U.S. envisions multifront attack

Pentagon's plans for battling Saddam use Turkey as northern launching pad

? The Pentagon is drawing up plans to helicopter thousands of U.S. soldiers into Iraq from Turkey in the early days of an invasion, establishing a northern front that war planners increasingly see as a key part of any U.S. military action against Saddam Hussein’s regime.

Designed partly to address Turkish opposition to basing large numbers of U.S. troops on its soil, the plans call for ferrying soldiers into Turkish bases and transferring them quickly to helicopters that would deposit them in northern Iraq, senior defense officials said. There they would secure key oil fields and stabilize provinces already controlled by ethnic Kurds, who oppose the Iraqi president’s regime.

The still-developing plans for a northern front would use Turkish bases as staging areas for lightly equipped, U.S. Army airborne units. The troops — most likely elements of the Army’s V Corps, based in Germany, and the 101st Airborne Division, based at Fort Campbell, Ky. — would be flown into Turkey a few thousand at a time, only long enough to be shuttled onto combat helicopters for deployment into Iraq.

An assault on Iraq from the north, in addition to much larger invasions planned from the west and the south, “will scare the bejesus out of Saddam,” one military officer said, and force him to devote troops and resources to repelling U.S. advances on several fronts.

The plans cannot be successful without the approval of Turkish officials, who have been the focus of intense U.S. diplomatic efforts in recent weeks. The Turks, the sole Muslim member of the North Atlantic Treaty Organization, have permitted small numbers of U.S. Special Forces soldiers to move clandestinely into the Kurdish regions of northern Iraq, but they don’t want a huge American military presence in their country.
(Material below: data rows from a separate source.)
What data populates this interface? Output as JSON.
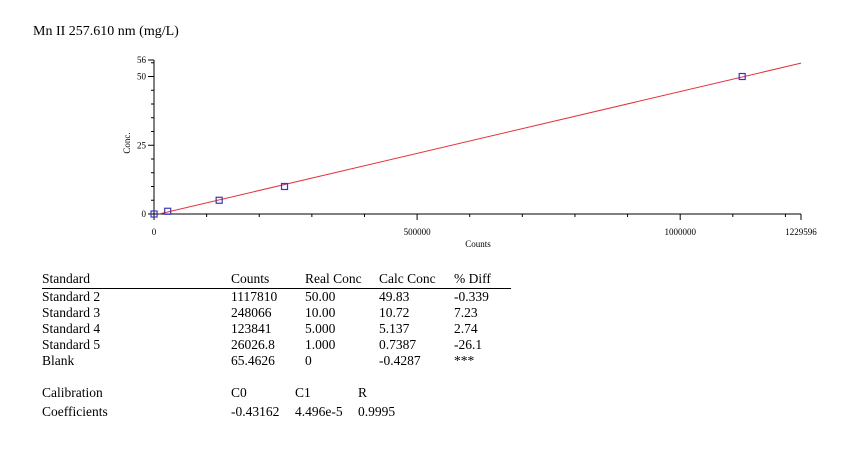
{
  "chart_data": {
    "type": "scatter",
    "title": "Mn II 257.610 nm (mg/L)",
    "xlabel": "Counts",
    "ylabel": "Conc.",
    "xlim": [
      0,
      1229596
    ],
    "ylim": [
      0,
      56
    ],
    "x_ticks": [
      "0",
      "500000",
      "1000000",
      "1229596"
    ],
    "x_tick_values": [
      0,
      500000,
      1000000,
      1229596
    ],
    "y_ticks": [
      "0",
      "25",
      "50",
      "56"
    ],
    "y_tick_values": [
      0,
      25,
      50,
      56
    ],
    "points": [
      {
        "x": 1117810,
        "y": 50.0
      },
      {
        "x": 248066,
        "y": 10.0
      },
      {
        "x": 123841,
        "y": 5.0
      },
      {
        "x": 26026.8,
        "y": 1.0
      },
      {
        "x": 65.4626,
        "y": 0
      }
    ],
    "fit_line": {
      "intercept": -0.43162,
      "slope": 4.496e-05
    },
    "line_color": "#e8303a",
    "marker_color": "#3a36c8"
  },
  "table": {
    "headers": [
      "Standard",
      "Counts",
      "Real Conc",
      "Calc Conc",
      "% Diff"
    ],
    "rows": [
      [
        "Standard 2",
        "1117810",
        "50.00",
        "49.83",
        "-0.339"
      ],
      [
        "Standard 3",
        "248066",
        "10.00",
        "10.72",
        "7.23"
      ],
      [
        "Standard 4",
        "123841",
        "5.000",
        "5.137",
        "2.74"
      ],
      [
        "Standard 5",
        "26026.8",
        "1.000",
        "0.7387",
        "-26.1"
      ],
      [
        "Blank",
        "65.4626",
        "0",
        "-0.4287",
        "***"
      ]
    ]
  },
  "calibration": {
    "label1": "Calibration",
    "label2": "Coefficients",
    "headers": [
      "C0",
      "C1",
      "R"
    ],
    "values": [
      "-0.43162",
      "4.496e-5",
      "0.9995"
    ]
  }
}
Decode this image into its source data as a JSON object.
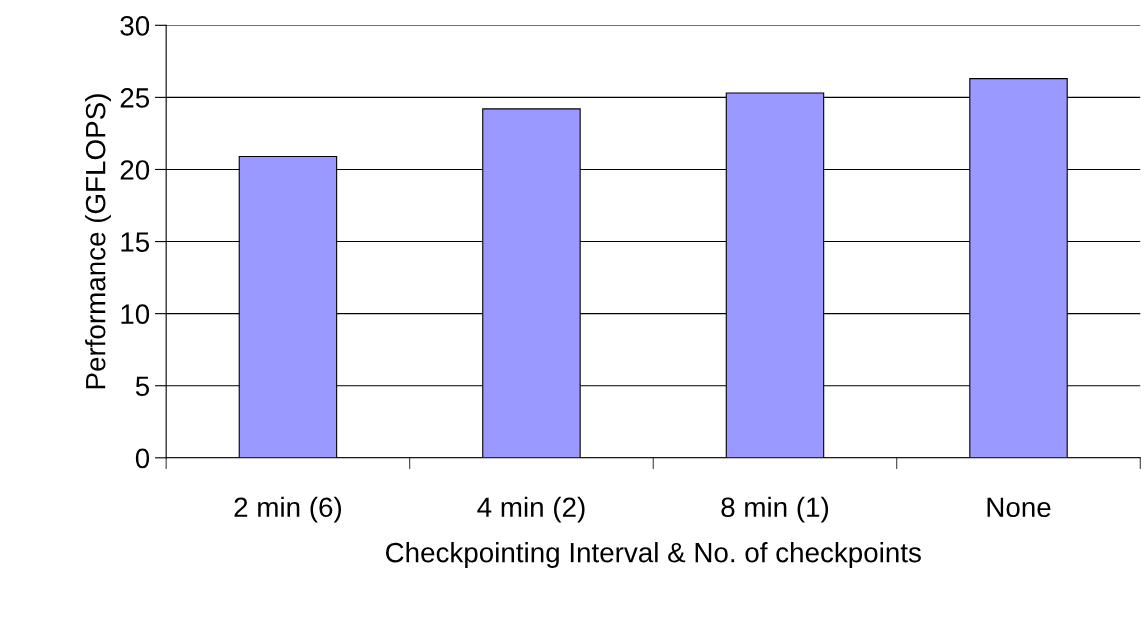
{
  "chart_data": {
    "type": "bar",
    "categories": [
      "2 min (6)",
      "4 min (2)",
      "8 min (1)",
      "None"
    ],
    "values": [
      20.9,
      24.2,
      25.3,
      26.3
    ],
    "color": "#9999ff",
    "xlabel": "Checkpointing Interval & No. of checkpoints",
    "ylabel": "Performance (GFLOPS)",
    "ylim": [
      0,
      30
    ],
    "yticks": [
      0,
      5,
      10,
      15,
      20,
      25,
      30
    ],
    "grid": "y",
    "legend": false
  }
}
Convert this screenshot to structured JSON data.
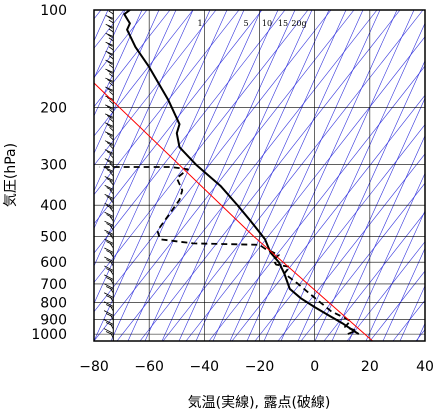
{
  "chart_data": {
    "type": "line",
    "title": "",
    "xlabel": "気温(実線), 露点(破線)",
    "ylabel": "気圧(hPa)",
    "xlim": [
      -80,
      40
    ],
    "ylim": [
      1050,
      100
    ],
    "y_scale": "log",
    "x_ticks": [
      -80,
      -60,
      -40,
      -20,
      0,
      20,
      40
    ],
    "x_tick_labels": [
      "−80",
      "−60",
      "−40",
      "−20",
      "0",
      "20",
      "40"
    ],
    "y_ticks": [
      100,
      200,
      300,
      400,
      500,
      600,
      700,
      800,
      900,
      1000
    ],
    "y_tick_labels": [
      "100",
      "200",
      "300",
      "400",
      "500",
      "600",
      "700",
      "800",
      "900",
      "1000"
    ],
    "mixing_ratio_labels": [
      "1",
      "5",
      "10",
      "15",
      "20g"
    ],
    "grid": true,
    "colors": {
      "temperature": "#000000",
      "dewpoint": "#000000",
      "reference": "#ff0000",
      "background_lines": "#3333dd",
      "grid": "#000000",
      "wind_barbs": "#000000"
    },
    "series": [
      {
        "style": "solid",
        "x": [
          16,
          14,
          10,
          5,
          0,
          -5,
          -9,
          -11,
          -13,
          -16,
          -18,
          -23,
          -28,
          -34,
          -43,
          -49,
          -50,
          -49,
          -53,
          -60,
          -65,
          -68,
          -67,
          -69,
          -67
        ],
        "y": [
          1000,
          975,
          925,
          875,
          825,
          775,
          725,
          650,
          600,
          560,
          510,
          450,
          400,
          350,
          300,
          265,
          240,
          225,
          190,
          150,
          130,
          115,
          110,
          103,
          100
        ]
      },
      {
        "style": "dashed",
        "x": [
          12,
          15,
          11,
          13,
          6,
          -1,
          -6,
          -11,
          -9,
          -14,
          -15,
          -13,
          -16,
          -18,
          -20,
          -44,
          -56,
          -57,
          -53,
          -49,
          -48,
          -50,
          -46,
          -52,
          -78
        ],
        "y": [
          1000,
          975,
          950,
          910,
          850,
          760,
          700,
          650,
          620,
          610,
          590,
          570,
          555,
          545,
          530,
          525,
          510,
          480,
          430,
          385,
          360,
          330,
          310,
          305,
          305
        ]
      },
      {
        "style": "solid",
        "x": [
          -80,
          -22,
          21
        ],
        "y": [
          168,
          500,
          1050
        ]
      }
    ],
    "wind_profile_x": -73
  }
}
For months now the Pentagon has been building up forces in the Persian Gulf nations to Iraq’s south — Kuwait, Bahrain, Qatar, Oman and the United Arab Emirates — capable of mounting a major invasion of Iraq by land, sea and air. Such an invasion, including forces that would move into Iraq from Saudi Arabia to the south and west, could involve more than 100,000 U.S. troops.

About 50,000 soldiers, sailors, airmen and Marines already are in the Persian Gulf, with heavy armor and other equipment flowing in.